Above, we see the 24 hour forecast from the Ocean Prediction Center (OPC), the oceanic branch of the National Oceanic and Atmospheric Administration (NOAA). This chart depicts 500 millibar forecasts, with depressions and 'L' signs in the image characterizing low pressure areas, and arcs and/or the letter 'H' signifying high pressure areas. In this forecast, we see not one, not two but THREE separate storm systems in the western Bering Sea. (If you want to get technical about it, there is only one, but eventually the other two will find their way in there.)
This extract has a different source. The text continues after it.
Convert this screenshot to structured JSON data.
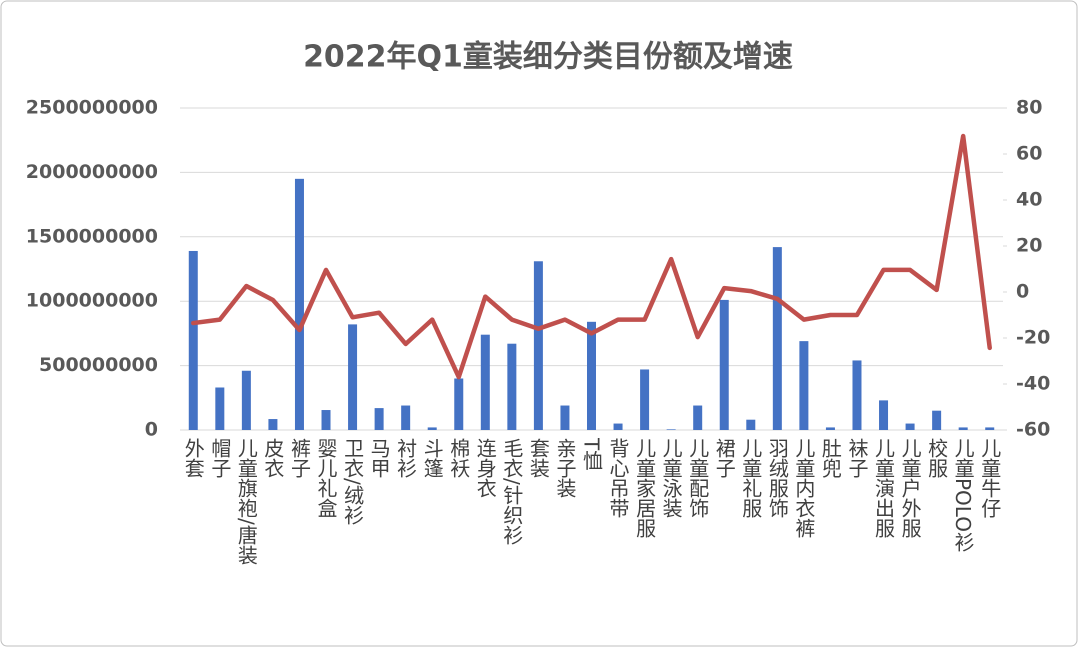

Those of you who have followed me for a while know that I look to the Bering Sea for estimates on long range storms. This is no exception. The folks over at the AccuWeather Forums have found a correlation between a strong storm in the Bering Sea, and a strong storm in the US 2.5 to 3 weeks later (18-21 days later).
This forecast map is valid December 11. If we take that date out 18-21 days, we end up with a timeframe of December 29-January 1: Right in the middle of holiday traffic, potentially right on New Year's Day. If this rule (called the Bering Sea Rule) is put into effect here, and these three storms follow said rule, we could see quite a stormy period in the days leading up to New Year's Day.
Before you ask questions, no, I do not know the track, and no, I do not know what regions or cities could even possibly be affected by this. What I typed above is all I know.